TV reality mom Michelle Duggar recently miscarried in the sixth month of pregnancy. She announced that she plans to name the baby as well as hold a funeral.
I know many people feel strongly about the Duggars choosing to have so many kids but I don’t really want this to be about beating up on the Duggars. (They’ve just lost a baby for goodness sake!) I wanted to discuss the ideas of naming a baby that you have lost and on holding a funeral.
“The risk of miscarrying in the first trimester is 15 percent, according to Dr. George Macones, an OB-GYN at Washington University in St. Louis but in the second, it drops to just one or two percent. Conceptually, at least, it would seem that the farther along you are in a pregnancy physically, the more difficult it would be to cope with the loss emotionally.
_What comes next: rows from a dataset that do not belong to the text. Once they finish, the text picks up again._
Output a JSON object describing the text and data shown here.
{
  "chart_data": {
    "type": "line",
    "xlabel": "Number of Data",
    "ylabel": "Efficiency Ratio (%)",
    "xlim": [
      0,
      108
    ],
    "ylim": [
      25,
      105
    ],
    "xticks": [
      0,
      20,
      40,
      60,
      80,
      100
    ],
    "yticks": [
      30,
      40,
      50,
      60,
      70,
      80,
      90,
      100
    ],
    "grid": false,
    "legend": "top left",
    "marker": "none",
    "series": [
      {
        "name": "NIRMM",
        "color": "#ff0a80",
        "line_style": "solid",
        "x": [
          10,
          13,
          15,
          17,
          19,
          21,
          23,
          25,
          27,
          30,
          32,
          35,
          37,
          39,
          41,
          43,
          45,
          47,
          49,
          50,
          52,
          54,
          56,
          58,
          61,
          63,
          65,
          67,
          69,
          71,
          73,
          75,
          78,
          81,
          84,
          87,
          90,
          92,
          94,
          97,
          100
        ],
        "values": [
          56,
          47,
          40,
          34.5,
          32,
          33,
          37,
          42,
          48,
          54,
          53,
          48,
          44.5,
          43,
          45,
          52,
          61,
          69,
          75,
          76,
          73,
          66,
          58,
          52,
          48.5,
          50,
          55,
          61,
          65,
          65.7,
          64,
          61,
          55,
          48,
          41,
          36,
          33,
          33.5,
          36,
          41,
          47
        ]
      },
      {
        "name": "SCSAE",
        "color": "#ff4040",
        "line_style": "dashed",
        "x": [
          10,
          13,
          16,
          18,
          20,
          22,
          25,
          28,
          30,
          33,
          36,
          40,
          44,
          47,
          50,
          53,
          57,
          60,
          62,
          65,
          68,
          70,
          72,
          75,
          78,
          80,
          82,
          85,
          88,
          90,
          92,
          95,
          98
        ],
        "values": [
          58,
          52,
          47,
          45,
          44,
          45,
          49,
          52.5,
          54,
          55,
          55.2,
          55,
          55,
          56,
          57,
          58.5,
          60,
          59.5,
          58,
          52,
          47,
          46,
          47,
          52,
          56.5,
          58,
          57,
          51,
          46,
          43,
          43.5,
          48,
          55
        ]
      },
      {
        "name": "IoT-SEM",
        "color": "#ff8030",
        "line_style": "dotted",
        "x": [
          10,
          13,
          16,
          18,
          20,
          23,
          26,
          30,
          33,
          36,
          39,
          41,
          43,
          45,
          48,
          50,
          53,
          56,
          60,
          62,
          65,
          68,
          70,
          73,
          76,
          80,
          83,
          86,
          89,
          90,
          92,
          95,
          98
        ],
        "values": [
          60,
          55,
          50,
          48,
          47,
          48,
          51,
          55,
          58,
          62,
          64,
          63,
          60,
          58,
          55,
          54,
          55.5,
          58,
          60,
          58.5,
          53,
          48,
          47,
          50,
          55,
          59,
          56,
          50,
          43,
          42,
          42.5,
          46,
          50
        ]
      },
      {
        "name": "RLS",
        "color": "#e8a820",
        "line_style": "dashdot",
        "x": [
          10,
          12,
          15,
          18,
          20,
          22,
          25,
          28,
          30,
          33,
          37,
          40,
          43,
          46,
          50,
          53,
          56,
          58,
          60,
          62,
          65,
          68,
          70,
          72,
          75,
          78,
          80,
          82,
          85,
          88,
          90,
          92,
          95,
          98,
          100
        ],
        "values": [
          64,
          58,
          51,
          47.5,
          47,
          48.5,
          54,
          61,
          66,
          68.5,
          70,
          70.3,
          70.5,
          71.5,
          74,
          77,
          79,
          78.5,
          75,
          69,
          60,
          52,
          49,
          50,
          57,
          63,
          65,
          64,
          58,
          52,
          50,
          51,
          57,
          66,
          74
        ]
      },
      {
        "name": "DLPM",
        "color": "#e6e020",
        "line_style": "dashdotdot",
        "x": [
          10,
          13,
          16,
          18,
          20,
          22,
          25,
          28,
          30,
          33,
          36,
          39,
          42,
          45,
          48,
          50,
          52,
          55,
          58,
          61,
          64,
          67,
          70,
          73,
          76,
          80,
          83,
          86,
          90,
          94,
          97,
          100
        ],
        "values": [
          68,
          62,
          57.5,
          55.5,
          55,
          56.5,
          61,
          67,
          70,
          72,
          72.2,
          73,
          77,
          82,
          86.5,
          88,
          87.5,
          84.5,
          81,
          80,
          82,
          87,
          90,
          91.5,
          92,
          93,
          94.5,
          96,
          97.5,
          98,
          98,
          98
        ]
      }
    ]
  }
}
But studies don’t support that assertion.”
“Women themselves will say, ‘How can a loss at 20-plus weeks be the same as a loss at six weeks?’” said Emma Robertson Blackmore, an assistant professor of psychiatry at the University of Rochester Medical Center who has studied moods during pregnancy, post-partum depression and the effects of miscarrying. “But research says the level of symptoms and impairment is the same.”
“Though Duggar was six months along, the move on her part to name the child and hold a funeral service is both common and even beneficial, according to Robertson Blackmore.”
“Some women just can’t bear the thought of doing either. The shock is so much that they’re almost in denial, whereas others feel it’s very important to recognize the baby. A name literally names it. They can really let the grief process take its normal course,” she said.”
My mother had a miscarriage very early in her second pregnancy. I believe they just took the fetus away and that was it. My brother had been born about a year earlier with a congenital heart problem and was very ill. I think she had to keep her focus on the baby that was alive and needed her help.
To my knowledge I haven’t had a miscarriage. I think if I were six-months along I absolutely would want to name the baby and hold the baby and have a burial for the baby.
If you’ve had a miscarriage how have you handled it? Is there a point in the pregnancy where it becomes more important to see, hold, name and bury the baby?